Torrid Holdings Inc. has named two veteran retailers to its leadership team.

The apparel and intimates brand for women sizes 10 to 30 has appointed Tim Martin as COO and CFO, effective September 12. He replaces interim CFO Tanner MacDiarmid, who will continue to serve the company on a consulting basis.

In addition, Torrid named Hyon Park as chief technology officer.

Martin joins Torrid from Guitar Center, where he has served as executive VP and CFO, responsible for accounting and finance, real estate, sourcing, distribution and logistics, since 2012. Prior to Guitar Center, Martin was COO/CFO of Land’s End and, before that, CFO of Coldwater Creek.

Park joins Torrid from Belk, where he has served as executive VP, chief information officer since 2016. (In May, Lisa Harper, who served as CEO of Belk from 2016 to 2012, took the reins of Torrid.)

Prior to Belk, Park was executive VP and chief information officer at Tailored Brands, from 2011 to 2016.  Before that, he was with Gymboree.

Park will report to Martin and will lead the information technology team including software and applications, infrastructure and security, governance, and business intelligence.

“As we continue to grow and scale our business, we are building a world-class leadership team to support our continued sustainable and profitable growth,” stated Harper. “I am very excited to welcome Tim who is a seasoned leader known for his analytical acumen, strategic orientation, and proven ability to drive results.

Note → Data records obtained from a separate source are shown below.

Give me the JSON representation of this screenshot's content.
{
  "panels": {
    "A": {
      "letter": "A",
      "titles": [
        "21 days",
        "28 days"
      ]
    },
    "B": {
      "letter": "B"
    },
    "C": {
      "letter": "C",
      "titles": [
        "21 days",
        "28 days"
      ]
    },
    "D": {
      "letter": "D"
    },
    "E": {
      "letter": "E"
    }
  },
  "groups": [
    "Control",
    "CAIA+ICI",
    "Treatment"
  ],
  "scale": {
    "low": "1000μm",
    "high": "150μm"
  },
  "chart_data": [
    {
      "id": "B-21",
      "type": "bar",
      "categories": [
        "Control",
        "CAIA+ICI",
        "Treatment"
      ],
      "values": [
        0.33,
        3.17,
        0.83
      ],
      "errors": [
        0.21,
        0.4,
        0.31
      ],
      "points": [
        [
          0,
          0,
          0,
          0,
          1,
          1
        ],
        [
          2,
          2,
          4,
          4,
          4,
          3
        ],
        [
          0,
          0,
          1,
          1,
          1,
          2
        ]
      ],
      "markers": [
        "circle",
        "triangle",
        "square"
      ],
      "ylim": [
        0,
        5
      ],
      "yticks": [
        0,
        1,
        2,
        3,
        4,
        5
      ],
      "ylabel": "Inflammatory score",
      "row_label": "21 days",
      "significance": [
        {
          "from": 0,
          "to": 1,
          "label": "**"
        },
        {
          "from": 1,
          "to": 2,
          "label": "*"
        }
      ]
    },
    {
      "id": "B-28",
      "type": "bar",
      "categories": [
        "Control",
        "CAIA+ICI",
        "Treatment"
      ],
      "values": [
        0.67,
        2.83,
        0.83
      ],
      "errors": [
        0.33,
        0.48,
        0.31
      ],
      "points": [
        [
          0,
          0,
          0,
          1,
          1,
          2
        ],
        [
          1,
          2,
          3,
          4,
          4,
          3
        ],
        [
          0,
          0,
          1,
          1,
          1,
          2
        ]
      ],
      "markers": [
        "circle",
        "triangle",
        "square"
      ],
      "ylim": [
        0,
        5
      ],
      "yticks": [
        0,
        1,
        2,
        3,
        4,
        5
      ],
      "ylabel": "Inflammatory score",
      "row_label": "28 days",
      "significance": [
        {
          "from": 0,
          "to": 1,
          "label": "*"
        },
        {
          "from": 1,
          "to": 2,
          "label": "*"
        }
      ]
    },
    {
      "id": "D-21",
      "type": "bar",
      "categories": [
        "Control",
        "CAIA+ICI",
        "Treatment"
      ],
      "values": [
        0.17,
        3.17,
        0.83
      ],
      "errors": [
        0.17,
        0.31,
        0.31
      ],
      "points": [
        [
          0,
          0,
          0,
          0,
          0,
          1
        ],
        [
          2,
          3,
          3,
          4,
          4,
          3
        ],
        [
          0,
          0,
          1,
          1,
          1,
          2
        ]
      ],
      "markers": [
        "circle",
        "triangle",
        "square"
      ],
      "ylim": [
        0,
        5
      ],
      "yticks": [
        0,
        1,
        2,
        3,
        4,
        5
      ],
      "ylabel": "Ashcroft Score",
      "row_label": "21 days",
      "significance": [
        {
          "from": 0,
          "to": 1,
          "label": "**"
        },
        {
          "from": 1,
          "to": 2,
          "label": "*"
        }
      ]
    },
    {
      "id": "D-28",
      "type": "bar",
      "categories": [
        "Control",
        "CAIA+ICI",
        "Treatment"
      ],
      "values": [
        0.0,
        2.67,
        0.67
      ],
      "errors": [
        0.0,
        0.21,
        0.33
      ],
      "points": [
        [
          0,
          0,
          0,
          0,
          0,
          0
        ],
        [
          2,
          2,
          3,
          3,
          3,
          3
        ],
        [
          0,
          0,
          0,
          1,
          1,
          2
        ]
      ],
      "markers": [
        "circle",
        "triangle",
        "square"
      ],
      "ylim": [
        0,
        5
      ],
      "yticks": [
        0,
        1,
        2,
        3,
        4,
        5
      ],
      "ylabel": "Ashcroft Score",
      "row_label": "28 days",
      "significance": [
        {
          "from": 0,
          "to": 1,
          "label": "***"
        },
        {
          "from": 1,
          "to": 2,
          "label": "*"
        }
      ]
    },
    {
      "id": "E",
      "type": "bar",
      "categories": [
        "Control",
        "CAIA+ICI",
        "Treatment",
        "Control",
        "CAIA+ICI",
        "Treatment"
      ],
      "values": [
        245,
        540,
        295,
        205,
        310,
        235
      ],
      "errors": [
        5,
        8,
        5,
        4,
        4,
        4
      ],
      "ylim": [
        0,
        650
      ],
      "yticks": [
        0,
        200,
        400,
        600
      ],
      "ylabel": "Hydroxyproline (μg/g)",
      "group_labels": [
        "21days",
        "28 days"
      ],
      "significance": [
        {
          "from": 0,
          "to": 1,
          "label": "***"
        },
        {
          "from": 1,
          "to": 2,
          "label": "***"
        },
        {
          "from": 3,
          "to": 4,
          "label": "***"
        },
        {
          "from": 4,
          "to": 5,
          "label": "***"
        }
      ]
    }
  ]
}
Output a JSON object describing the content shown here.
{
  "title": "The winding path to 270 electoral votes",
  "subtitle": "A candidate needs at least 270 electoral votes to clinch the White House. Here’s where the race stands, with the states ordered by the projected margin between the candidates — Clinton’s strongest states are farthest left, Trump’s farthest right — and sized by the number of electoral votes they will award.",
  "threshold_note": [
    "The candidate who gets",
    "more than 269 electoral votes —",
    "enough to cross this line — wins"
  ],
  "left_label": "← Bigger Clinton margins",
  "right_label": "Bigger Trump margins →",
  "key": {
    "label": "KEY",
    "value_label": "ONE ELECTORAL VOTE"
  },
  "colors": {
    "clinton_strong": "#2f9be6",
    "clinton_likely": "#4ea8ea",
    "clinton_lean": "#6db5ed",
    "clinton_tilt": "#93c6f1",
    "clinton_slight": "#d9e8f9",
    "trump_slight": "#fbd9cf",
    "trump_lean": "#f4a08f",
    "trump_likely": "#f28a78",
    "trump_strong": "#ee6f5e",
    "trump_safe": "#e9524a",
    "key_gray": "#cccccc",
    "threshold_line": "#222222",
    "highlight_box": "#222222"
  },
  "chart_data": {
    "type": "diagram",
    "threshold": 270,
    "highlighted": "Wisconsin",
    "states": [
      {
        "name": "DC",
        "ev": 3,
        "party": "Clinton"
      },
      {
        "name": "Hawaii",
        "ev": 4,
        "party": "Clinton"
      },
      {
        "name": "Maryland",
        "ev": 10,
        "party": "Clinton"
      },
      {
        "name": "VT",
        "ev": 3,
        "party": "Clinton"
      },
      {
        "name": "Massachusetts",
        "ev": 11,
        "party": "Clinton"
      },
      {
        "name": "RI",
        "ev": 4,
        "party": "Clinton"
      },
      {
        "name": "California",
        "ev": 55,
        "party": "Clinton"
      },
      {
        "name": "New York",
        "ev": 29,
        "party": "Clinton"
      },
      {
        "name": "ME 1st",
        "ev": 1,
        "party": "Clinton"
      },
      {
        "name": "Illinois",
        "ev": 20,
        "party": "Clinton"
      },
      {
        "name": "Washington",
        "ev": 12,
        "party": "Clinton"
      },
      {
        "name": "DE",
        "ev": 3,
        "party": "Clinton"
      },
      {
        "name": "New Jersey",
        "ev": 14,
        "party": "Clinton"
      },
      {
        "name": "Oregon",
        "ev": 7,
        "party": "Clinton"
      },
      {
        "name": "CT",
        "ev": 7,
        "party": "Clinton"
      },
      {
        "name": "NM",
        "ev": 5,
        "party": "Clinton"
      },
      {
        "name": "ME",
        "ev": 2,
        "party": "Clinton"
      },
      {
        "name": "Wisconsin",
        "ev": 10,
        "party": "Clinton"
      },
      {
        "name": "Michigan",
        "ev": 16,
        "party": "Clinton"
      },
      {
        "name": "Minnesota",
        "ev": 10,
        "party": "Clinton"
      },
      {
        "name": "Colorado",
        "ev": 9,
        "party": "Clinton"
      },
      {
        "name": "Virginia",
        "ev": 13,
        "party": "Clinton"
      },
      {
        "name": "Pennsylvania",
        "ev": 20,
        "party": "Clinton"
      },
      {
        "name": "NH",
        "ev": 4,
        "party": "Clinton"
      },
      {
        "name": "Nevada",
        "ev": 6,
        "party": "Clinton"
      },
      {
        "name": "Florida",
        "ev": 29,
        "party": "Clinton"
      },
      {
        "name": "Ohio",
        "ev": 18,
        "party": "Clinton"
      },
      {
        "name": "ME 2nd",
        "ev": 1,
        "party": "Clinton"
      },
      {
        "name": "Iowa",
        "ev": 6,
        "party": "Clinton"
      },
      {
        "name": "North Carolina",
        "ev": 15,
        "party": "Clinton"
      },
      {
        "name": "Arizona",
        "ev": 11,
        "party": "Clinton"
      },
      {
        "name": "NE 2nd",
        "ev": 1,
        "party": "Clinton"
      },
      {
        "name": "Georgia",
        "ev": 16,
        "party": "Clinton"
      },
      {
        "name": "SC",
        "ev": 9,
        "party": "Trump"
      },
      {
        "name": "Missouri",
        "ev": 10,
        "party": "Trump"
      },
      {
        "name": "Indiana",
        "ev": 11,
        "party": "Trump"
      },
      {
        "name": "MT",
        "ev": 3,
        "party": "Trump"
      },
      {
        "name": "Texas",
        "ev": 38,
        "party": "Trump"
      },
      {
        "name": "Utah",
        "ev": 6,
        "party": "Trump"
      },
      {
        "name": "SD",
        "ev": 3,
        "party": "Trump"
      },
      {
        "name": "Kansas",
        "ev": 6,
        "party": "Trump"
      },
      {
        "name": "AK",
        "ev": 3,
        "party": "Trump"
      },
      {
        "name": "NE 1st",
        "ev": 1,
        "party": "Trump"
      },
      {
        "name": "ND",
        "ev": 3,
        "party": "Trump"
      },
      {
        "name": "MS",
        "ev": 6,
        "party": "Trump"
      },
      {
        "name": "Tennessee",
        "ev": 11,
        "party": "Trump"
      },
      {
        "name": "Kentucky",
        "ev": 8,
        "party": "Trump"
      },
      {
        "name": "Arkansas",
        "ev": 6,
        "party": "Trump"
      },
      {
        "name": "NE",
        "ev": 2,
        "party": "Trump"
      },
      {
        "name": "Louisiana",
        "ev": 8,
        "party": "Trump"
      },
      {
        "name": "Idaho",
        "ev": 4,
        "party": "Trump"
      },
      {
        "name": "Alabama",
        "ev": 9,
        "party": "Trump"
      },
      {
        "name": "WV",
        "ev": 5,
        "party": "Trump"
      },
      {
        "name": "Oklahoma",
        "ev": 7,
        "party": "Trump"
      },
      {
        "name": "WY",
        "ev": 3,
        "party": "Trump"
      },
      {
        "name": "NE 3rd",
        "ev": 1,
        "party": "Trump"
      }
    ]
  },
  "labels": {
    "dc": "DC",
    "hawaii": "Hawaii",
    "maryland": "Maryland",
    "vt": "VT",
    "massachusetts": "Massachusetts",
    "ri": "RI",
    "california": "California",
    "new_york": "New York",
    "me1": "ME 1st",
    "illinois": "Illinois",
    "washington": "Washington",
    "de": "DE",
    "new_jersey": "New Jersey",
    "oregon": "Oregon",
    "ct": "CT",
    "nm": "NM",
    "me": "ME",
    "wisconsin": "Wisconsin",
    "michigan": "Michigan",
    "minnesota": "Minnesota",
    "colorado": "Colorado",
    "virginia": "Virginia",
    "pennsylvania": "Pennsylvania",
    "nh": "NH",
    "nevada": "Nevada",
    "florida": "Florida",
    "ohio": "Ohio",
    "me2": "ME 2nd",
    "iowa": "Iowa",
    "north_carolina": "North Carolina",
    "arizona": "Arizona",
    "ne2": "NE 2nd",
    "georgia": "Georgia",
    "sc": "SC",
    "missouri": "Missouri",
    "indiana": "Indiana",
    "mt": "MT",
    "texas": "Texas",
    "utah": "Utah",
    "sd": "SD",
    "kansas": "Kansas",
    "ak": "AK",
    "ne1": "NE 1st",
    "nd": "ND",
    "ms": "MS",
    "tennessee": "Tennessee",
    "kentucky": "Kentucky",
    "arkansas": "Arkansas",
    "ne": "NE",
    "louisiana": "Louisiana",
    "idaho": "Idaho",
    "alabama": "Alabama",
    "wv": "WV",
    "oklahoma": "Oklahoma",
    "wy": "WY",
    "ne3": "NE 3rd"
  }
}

His expertise will be invaluable to our operations, and he will be a valued strategic partner to me and the entire leadership team. I also want to welcome Hyon Park who will be joining us as our chief technology officer. Hyon will be pivotal in helping build more robust technology and digital capabilities.”

Second Quarter Update
Citing the “current macro environment,” Torrid cut its second-quarter sales guidance to a range between $335 million and $340 million, down from its prior forecast of $350 million to $360 million. The retailer expects its adjusted earnings before interest, taxes, depreciation and amortization to be between $49 million and $51 million, down from its prior forecast of $53 million to $58 million.

“Although our web traffic trends have been consistent, store traffic trends slowed in July and shipping disruptions caused by upgrades to our distribution platform during the quarter created unanticipated headwinds,” said Harper. “The increased capacity in our fulfillment center is now operational and customers are receiving their orders as expected. Additionally, we were able to clear our projected levels of excess inventory and expect to have assortments in a balanced position by mid-September.”